Mai-Lan Tomsen Bukovec

>> Yeah, and S3 is a very fun place to work because you listen to your customers, John, and the story of data has been written by S3 customers, really. And you look at where S3 is now versus more than 10 years ago and I won't tell you how long I've worked in S3 because then I'm going to feel old, John.

>> I was a customer in 2007.

Mai-Lan Tomsen Bukovec

>> Okay, all right.
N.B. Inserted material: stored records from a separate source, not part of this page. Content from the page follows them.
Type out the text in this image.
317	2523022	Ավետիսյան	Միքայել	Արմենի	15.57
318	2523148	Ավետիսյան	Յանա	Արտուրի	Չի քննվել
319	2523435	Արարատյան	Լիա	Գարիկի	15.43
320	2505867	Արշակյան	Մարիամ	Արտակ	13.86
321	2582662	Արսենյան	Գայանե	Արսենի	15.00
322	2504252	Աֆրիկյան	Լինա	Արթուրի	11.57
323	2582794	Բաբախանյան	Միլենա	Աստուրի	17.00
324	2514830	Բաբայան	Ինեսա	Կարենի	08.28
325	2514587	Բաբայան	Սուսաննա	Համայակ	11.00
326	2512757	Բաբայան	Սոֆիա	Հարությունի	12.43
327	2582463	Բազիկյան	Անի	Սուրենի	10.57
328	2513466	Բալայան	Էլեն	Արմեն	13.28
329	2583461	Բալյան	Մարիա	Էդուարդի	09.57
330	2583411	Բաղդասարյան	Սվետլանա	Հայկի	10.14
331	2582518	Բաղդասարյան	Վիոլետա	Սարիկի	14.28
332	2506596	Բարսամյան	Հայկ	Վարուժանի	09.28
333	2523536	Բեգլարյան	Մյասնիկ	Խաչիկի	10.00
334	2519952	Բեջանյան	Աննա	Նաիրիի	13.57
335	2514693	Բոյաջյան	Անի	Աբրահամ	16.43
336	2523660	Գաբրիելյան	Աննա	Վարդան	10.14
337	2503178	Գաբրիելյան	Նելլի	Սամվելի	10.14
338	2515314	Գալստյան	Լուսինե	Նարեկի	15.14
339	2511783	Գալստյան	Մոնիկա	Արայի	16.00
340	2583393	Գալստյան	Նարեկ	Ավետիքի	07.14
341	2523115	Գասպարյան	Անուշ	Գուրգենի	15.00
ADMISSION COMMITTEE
High five.

>> Early customer.

Mai-Lan Tomsen Bukovec

>> But if I think about the evolution of S3, we have so much semi-structured data now, and that is because the convergence we're seeing is to put all the data, structured, unstructured, semi-structured, into S3 because of the economics, because of the durability and because of the availability. That is really the trend that we're seeing.

>> And coding down to that level gets you some performance advantages, having that knowledge and then that interoperability. And that's the trend we're seeing at the chip level. People building software around memory management, around the chips. So storage, again, you also take higher level services like Q for business is another good one, and QuickSight as well. I have to ask you, going forward at the re:Invent, what is your goal now? Because the first six months has been a world tour, been a whirlwind, the announcement's been phenomenal. You got re:Invent in six months, what's the focus for you? Is it data agents? If you had to go look at the key things you're going to make happen this year, what are they?

Mai-Lan Tomsen Bukovec

>> Well, I can't spill the beans, John, as you know.

>> You can tease us a little bit.

Mai-Lan Tomsen Bukovec

>> But what I can tell you is that if you look at the big changes like our S3 Tables, like metadata, a lot of what we're doing is again, our customers are writing the story of data. And so we look and we say, "How can we build so that you can do that more easily using S3 traits?" And I believe that this world of, and so much of S3 storage is driven by application data, primary application data. But this world of storage is a place where you put your application data, storage is a place where you put your analytics data and storage is the place where your AI applications run from, that's all going to start coming together more. And we have some really interesting things coming up in the next six months that make S3 a native place for AI data.

>> You're converging all that data from the different applications that were once just applications, into S3, but not taking away anything, you're only enabling more?

Mai-Lan Tomsen Bukovec

>> That's right. That's right. And the reason why is we're always inspired by what our customers do, and our goal is to provide these capabilities so our customers can just invent the latest experiences. And they do and we are inspired by them.

>> You've seen a lot on S3, you've seen everything. Mai-Lan, great to have you on theCUBE. Thanks for everything. Final word, put a plug in for your group. Shout out for the team. What's the hottest thing going on? What's the cool stuff?

Mai-Lan Tomsen Bukovec

>> Well, I got to say the cool stuff for us has always been the foundational things, John. We're talking about all these new features, but I have to say that the engineers that come into work every day working on your data, your analytics, your streaming, your messaging, they're a hundred percent committed to the integrity of your bytes, the integrity of your query. And so my shout-out is to the whole team that works on all the great services and data and analytics, thanks for doing what you do, which is making sure your data is there and you can get it back out whenever you need it.

>> It's not a storage pouch, it's a data platform. Thanks for coming on. Okay, we're here for the Halftime Report at AWS's headquarters. I'm John Furrier, thanks for watching.